The development of military robotic systems is moving from platforms that are tele-operated to those that have autonomous capabilities, meaning they can sense their environment, adapt to it and respond without a command from an operator, Jaczkowski said. Properly testing such systems will require a close collaboration between the acquisition community and testers, he said. Redundant controls will be added to ensure system safety during testing, he added.
"The test methodologies that we use for tele-operated systems are going to be quite different from those methodologies that we will need for autonomous or semi-autonomous systems," Jaczkowski said. "We need to be able to do things like an operational test, and the test environment is going to be similar to the environment that these systems are going to be used in. We'll add initial safety systems that would not be on a final product. We have redundant radios. We have an emergency-stop radio and a safety operator. There are challenges to work through that I see in the future, especially with FCS coming. The test community and the PMs need to start thinking about how we are going to test and get through this together."
Because the Defense Department still has a long way to go in developing the capabilities of robotic systems, DTC will continue to adapt to support the testing that future unmanned systems will require, Johnson said.
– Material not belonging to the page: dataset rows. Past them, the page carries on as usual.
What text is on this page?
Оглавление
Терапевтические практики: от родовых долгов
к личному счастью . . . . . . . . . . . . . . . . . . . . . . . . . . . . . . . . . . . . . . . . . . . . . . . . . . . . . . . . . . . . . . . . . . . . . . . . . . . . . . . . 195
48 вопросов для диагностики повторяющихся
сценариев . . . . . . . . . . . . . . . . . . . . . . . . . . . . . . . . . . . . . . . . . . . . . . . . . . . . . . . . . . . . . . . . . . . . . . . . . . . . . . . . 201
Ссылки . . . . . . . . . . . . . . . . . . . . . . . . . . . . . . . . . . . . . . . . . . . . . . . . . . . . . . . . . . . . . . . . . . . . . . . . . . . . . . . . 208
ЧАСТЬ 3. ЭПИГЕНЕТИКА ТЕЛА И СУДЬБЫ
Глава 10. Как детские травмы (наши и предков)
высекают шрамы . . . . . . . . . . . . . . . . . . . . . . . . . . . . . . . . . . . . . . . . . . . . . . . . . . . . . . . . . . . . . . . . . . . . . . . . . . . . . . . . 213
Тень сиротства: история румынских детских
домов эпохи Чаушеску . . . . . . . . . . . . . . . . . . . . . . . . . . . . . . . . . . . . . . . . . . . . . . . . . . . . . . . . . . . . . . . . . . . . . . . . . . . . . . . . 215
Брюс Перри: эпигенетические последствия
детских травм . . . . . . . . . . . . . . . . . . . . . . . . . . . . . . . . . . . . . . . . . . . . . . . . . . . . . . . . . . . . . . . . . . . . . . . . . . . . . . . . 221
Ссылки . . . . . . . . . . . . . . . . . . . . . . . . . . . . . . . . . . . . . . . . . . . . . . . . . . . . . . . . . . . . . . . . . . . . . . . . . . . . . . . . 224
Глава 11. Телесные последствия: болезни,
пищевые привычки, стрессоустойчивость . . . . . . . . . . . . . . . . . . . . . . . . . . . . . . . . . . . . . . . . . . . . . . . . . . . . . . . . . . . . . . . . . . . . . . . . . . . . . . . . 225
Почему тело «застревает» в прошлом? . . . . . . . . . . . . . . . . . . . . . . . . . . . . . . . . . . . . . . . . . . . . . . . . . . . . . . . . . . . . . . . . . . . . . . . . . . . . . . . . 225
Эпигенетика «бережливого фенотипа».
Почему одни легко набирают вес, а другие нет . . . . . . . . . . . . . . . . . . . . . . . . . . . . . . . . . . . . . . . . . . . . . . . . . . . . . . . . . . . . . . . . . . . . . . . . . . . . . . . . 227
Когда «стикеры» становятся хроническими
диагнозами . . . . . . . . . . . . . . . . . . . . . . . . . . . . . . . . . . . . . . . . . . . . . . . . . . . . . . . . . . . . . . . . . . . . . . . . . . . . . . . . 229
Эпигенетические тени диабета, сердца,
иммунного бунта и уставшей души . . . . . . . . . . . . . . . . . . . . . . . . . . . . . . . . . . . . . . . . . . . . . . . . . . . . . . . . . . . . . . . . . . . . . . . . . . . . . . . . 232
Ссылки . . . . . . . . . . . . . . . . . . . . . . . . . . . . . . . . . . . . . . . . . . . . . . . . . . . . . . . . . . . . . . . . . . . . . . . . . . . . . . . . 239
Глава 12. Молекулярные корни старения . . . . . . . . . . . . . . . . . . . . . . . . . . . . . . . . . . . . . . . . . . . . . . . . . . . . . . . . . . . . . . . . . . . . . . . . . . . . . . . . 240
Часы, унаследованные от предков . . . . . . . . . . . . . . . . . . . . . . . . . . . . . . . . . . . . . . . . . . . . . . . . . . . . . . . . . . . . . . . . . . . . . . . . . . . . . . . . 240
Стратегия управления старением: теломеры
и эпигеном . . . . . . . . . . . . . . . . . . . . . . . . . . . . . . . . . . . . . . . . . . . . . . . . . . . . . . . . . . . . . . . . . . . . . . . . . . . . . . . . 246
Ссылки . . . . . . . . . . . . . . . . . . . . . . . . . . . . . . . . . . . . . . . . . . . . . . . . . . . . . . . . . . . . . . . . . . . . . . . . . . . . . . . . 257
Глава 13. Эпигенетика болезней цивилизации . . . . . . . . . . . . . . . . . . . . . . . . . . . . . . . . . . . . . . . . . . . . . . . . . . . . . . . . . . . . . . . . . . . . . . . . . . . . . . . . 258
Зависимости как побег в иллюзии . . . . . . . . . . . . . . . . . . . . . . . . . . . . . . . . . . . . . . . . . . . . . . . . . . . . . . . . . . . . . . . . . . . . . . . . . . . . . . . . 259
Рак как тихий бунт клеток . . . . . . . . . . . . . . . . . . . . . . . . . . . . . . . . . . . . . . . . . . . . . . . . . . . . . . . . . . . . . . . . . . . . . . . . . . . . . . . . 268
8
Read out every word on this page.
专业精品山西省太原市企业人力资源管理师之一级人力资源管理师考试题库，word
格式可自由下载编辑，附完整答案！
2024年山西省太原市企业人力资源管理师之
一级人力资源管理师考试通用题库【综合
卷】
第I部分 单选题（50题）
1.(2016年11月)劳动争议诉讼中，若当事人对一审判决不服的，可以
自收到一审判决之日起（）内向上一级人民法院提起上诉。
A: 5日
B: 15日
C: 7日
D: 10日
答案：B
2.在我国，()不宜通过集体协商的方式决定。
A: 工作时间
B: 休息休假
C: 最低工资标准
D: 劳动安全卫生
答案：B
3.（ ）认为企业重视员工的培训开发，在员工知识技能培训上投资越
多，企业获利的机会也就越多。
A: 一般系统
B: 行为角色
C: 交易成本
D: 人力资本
"DoD has not tapped into all the capabilities that these unmanned systems can bring to bear," he said. "That just brings it back to DTC and how we've got to make sure we're progressing along with those unmanned systems, in our expertise, in our capabilities and in our instrumentation, so that as unmanned systems become more and more prevalent, we're going after that business. It's an exciting time to be involved in that kind of commodity."